La siguiente víctima fue Jacqueline, de Francia, a quien Enrica ató de espaldas al suelo, con la cabeza encajada en una especie de pecera dorada, a la que se había añadido una apertura forrada en goma en un lado para el cuello de la esclava. Se nos había prohibido, esa misma mañana, mear o cagar en todo el día, y en esta ocasión teníamos que vaciarnos en la pecera, casi sepultando a Jacqueline en un mar de excrementos, la mayoría de los cuales se tuvo que tragar para no ahogarse.
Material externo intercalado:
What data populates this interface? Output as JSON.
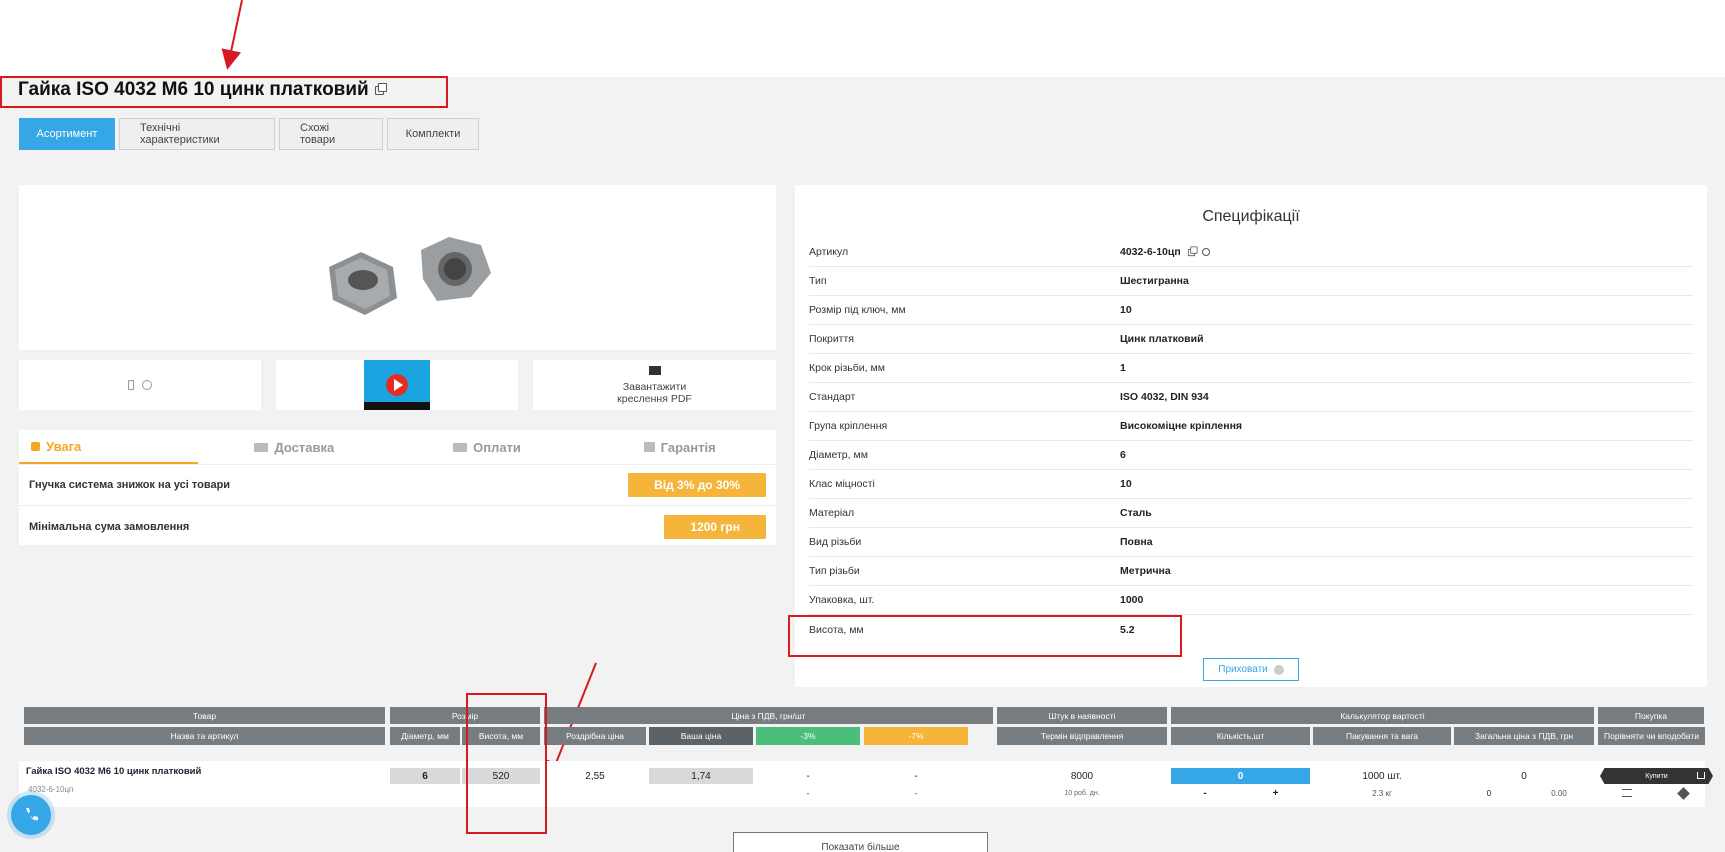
{
  "product": {
    "title": "Гайка ISO 4032 М6 10 цинк платковий"
  },
  "tabs": [
    "Асортимент",
    "Технічні характеристики",
    "Схожі товари",
    "Комплекти"
  ],
  "media": {
    "download_line1": "Завантажити",
    "download_line2": "креслення PDF"
  },
  "info": {
    "tabs": [
      "Увага",
      "Доставка",
      "Оплати",
      "Гарантія"
    ],
    "rows": [
      {
        "label": "Гнучка система знижок на усі товари",
        "badge": "Від 3% до 30%"
      },
      {
        "label": "Мінімальна сума замовлення",
        "badge": "1200 грн"
      }
    ]
  },
  "specs": {
    "title": "Специфікації",
    "rows": [
      {
        "key": "Артикул",
        "value": "4032-6-10цп"
      },
      {
        "key": "Тип",
        "value": "Шестигранна"
      },
      {
        "key": "Розмір під ключ, мм",
        "value": "10"
      },
      {
        "key": "Покриття",
        "value": "Цинк платковий"
      },
      {
        "key": "Крок різьби, мм",
        "value": "1"
      },
      {
        "key": "Стандарт",
        "value": "ISO 4032, DIN 934"
      },
      {
        "key": "Група кріплення",
        "value": "Високоміцне кріплення"
      },
      {
        "key": "Діаметр, мм",
        "value": "6"
      },
      {
        "key": "Клас міцності",
        "value": "10"
      },
      {
        "key": "Матеріал",
        "value": "Сталь"
      },
      {
        "key": "Вид різьби",
        "value": "Повна"
      },
      {
        "key": "Тип різьби",
        "value": "Метрична"
      },
      {
        "key": "Упаковка, шт.",
        "value": "1000"
      },
      {
        "key": "Висота, мм",
        "value": "5.2"
      }
    ],
    "hide_label": "Приховати"
  },
  "table": {
    "groups": {
      "product": "Товар",
      "size": "Розмір",
      "price": "Ціна з ПДВ, грн/шт",
      "stock": "Штук в наявності",
      "calc": "Калькулятор вартості",
      "buy": "Покупка"
    },
    "sub": {
      "name": "Назва та артикул",
      "diameter": "Діаметр, мм",
      "height": "Висота, мм",
      "retail": "Роздрібна ціна",
      "your": "Ваша ціна",
      "d3": "-3%",
      "d7": "-7%",
      "ship": "Термін відправлення",
      "qty": "Кількість,шт",
      "pack": "Пакування та вага",
      "total": "Загальна ціна з ПДВ, грн",
      "compare": "Порівняти чи вподобати"
    },
    "row": {
      "name": "Гайка ISO 4032 М6 10 цинк платковий",
      "sku": "4032-6-10цп",
      "diameter": "6",
      "height": "520",
      "retail": "2,55",
      "your": "1,74",
      "d3": "-",
      "d7": "-",
      "d3b": "-",
      "d7b": "-",
      "stock": "8000",
      "ship": "10 роб. дн.",
      "qty": "0",
      "minus": "-",
      "plus": "+",
      "pack": "1000 шт.",
      "weight": "2.3 кг",
      "total": "0",
      "t1": "0",
      "t2": "0.00",
      "buy": "Купити"
    }
  },
  "more_label": "Показати більше",
  "colors": {
    "accent": "#35a6e6",
    "warn": "#f5b53a",
    "annotation": "#d71921"
  }
}
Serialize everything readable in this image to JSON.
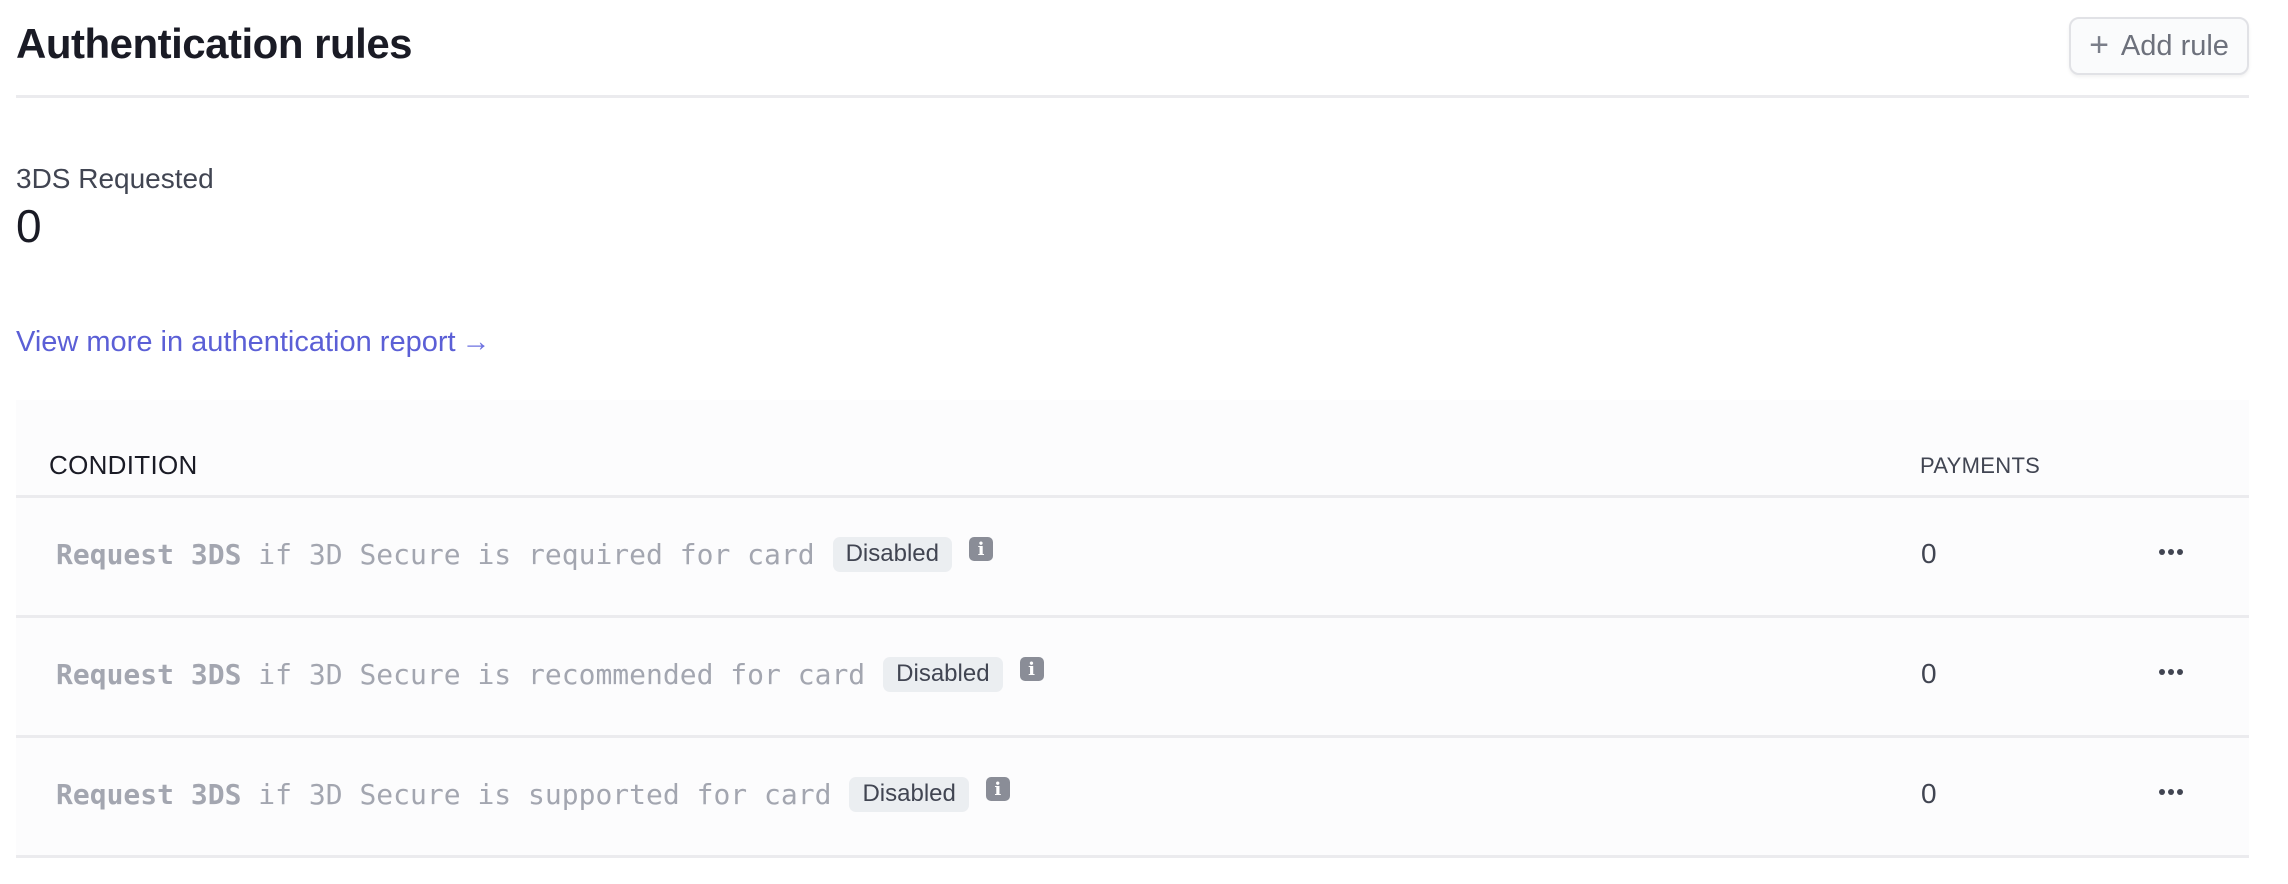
{
  "header": {
    "title": "Authentication rules",
    "add_button": {
      "icon": "plus-icon",
      "label": "Add rule"
    }
  },
  "metric": {
    "label": "3DS Requested",
    "value": "0"
  },
  "report_link": {
    "label": "View more in authentication report",
    "icon": "arrow-right-icon",
    "color": "#5b5fd6"
  },
  "table": {
    "columns": {
      "condition": "CONDITION",
      "payments": "PAYMENTS"
    },
    "rows": [
      {
        "action": "Request 3DS",
        "condition": " if 3D Secure is required for card",
        "status": "Disabled",
        "payments": "0"
      },
      {
        "action": "Request 3DS",
        "condition": " if 3D Secure is recommended for card",
        "status": "Disabled",
        "payments": "0"
      },
      {
        "action": "Request 3DS",
        "condition": " if 3D Secure is supported for card",
        "status": "Disabled",
        "payments": "0"
      }
    ],
    "info_icon": "i",
    "more_icon": "ellipsis-icon"
  }
}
La noche siguiente fue dedicada a torturar a Bettina, que era la otra única huésped de la mansión que parecía ser tan sincera masoquista como yo. Bettina era tan joven que yo estaba segura de que era todavía menor, y había reparado en ella unos días antes de esa noche, cuando nos asignaron a ambas las tareas de la cocina al mismo tiempo. Yo estaba limpiando una estantería y ella estaba lavando los platos. En algún momento de la tarde Enrica vino a la cocina y empezó a comprobar mi trabajo, intentando encontrar alguna mota de polvo o cualquier otra excusa para castigarme: yo me había parado, volviendo casualmente la cabeza hacia la otra esclava. Bettina había cogido un plato que acababa de fregar, me había guiñado un ojo, y lo había tirado deliberadamente al suelo, haciéndolo pedazos y provocando la furia de la supervisora. La joven esclava había sido arrastrada sin más a la sala de castigos, y cuando volvió, casi media hora después, su culo se había convertido, mediante el látigo de Enrica, en una masa rabiosamente roja de carne ardiendo.

La tortura que le correspondió a Bettina fue aún más cruel que todas de las que había sido testigo hasta ese momento en la mansión: Monika selló su bonito y pequeño coño con un gran número de alfileres, con los que perforó tanto sus labios internos como los externos, haciendo que perdiera algo de sangre. Pero Lady Fiona no estaba satisfecha de la actuación, y antes de volver a sus habitaciones con la amante designada para esa noche, hizo que las otras dos supervisoras flagelaran a Monika, cosa que llevaron a cabo sus colegas con mucho entusiasmo.